El Mundial de Fútbol 2026 no solo redistribuye el mapa del deporte, sino que funciona como una vitrina para fenómenos globales invisibles para Occidente. El reciente enfrentamiento donde Colombia superó a Uzbekistán por 3 a 1 dejó al descubierto la realidad de este estado de Asia Central. Bajo la conducción de Shavkat Mirziyoyev, el país ejecuta una agresiva apertura internacional respaldada por una inversión estatal de 500 millones de dólares en infraestructura deportiva durante los últimos cinco años. Sin embargo, el verdadero partido se juega en el tablero geopolítico, donde Tashkent se posiciona como el próximo eje financiero de la región.

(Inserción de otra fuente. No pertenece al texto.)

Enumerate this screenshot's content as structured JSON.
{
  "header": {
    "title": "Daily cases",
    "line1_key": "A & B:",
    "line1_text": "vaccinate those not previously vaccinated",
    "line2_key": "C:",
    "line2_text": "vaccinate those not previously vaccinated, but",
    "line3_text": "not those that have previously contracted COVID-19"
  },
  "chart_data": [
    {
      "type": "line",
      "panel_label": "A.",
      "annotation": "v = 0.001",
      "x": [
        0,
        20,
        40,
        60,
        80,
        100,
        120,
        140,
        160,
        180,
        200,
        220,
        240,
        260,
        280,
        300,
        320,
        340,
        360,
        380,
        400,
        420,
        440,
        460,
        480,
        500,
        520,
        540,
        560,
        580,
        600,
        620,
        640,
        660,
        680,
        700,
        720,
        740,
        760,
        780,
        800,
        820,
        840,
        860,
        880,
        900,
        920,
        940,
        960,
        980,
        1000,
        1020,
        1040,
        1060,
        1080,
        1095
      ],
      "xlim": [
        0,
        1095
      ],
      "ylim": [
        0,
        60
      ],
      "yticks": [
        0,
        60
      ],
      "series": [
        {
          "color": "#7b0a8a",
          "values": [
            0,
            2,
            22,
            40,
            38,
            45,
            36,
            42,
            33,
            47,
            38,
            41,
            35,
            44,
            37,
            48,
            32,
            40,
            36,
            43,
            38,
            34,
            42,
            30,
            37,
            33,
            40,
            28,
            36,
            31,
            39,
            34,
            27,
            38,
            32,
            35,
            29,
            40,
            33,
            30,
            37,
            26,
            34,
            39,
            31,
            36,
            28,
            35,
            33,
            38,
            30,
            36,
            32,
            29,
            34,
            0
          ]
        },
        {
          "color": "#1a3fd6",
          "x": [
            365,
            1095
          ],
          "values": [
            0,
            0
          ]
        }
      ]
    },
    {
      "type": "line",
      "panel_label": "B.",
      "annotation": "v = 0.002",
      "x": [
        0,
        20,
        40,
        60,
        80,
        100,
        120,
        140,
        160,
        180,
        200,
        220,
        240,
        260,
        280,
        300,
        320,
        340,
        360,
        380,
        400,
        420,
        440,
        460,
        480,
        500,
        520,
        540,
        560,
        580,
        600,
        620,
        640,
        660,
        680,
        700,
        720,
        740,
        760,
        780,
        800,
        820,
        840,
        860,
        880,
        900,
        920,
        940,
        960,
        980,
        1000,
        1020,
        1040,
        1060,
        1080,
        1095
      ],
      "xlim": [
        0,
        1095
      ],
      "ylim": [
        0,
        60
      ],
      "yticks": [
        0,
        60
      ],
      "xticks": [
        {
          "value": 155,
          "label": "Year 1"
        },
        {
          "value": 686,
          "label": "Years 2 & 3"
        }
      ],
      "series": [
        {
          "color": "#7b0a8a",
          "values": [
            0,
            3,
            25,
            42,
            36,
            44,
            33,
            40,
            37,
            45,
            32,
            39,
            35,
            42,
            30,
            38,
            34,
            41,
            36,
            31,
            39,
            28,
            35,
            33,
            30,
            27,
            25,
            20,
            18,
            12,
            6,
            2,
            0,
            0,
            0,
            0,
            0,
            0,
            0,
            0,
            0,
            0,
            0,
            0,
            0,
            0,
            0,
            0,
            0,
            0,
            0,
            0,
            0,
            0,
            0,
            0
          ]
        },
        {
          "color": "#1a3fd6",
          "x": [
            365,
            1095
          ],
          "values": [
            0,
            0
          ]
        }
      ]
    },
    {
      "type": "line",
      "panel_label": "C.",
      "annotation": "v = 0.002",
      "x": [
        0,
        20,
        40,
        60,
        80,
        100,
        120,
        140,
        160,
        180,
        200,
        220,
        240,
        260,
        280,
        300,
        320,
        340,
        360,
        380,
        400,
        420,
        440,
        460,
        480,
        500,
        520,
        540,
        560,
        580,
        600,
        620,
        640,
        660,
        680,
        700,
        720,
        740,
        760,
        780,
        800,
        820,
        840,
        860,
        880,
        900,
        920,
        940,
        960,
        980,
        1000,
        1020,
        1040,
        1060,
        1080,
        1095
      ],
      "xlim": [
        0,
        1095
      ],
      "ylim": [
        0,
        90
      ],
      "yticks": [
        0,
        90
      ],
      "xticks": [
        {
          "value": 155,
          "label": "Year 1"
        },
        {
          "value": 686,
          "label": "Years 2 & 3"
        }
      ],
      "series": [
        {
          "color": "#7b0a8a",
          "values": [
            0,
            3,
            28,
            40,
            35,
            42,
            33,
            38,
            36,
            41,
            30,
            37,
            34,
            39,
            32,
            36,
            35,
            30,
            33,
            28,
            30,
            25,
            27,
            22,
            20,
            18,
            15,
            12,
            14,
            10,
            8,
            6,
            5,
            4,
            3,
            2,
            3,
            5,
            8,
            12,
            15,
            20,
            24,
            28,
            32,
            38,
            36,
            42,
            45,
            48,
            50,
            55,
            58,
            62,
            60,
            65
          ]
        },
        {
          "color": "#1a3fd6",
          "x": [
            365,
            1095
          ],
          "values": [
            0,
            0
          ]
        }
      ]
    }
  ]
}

Uzbekistán es la nación más poblada de la zona con 37 millones de habitantes, lo que le otorga un capital humano clave y un "poder blando" de fuerte influencia social sobre vecinos como Kazajistán, Turkmenistán y Afganistán. Demográficamente, el motor del país se concentra en el fértil Valle de Fergana, un enclave agrícola y demográfico rodeado de montañas que define su sostenibilidad económica. A esto se suman sus reservas estratégicas de gas natural, petróleo y oro, complementadas por su posición histórica como uno de los diez mayores productores de algodón a nivel global.
Para potencias como China y Rusia, Uzbekistán es un actor crítico. Xi Jinping lo considera una pieza fundamental de la iniciativa de la Franja y la Ruta de la Seda, mientras que el Kremlin observa con recelo su autonomía, buscando evitar que se consolide como una potencia regional independiente de la influencia de Moscú. En respuesta, el gobierno uzbeco mantiene una política exterior de sutil equilibrio dinámico que incluye lazos con la administración estadounidense.
La gran apuesta económica de Mirziyoyev es la transformación de su capital, Tashkent, en un polo financiero internacional. Para atraer capitales extranjeros, el gobierno implementó una política agresiva de exención fiscal: costo impositivo cero para inversiones financieras y desarrollo de empresas tecnológicas. Esta estrategia de shock arrojó un crecimiento del producto interno bruto (PIB) de entre el 7.2% y el 7.7% en el último año, consolidando a Uzbekistán como una economía emergente de participación obligatoria en el escenario internacional.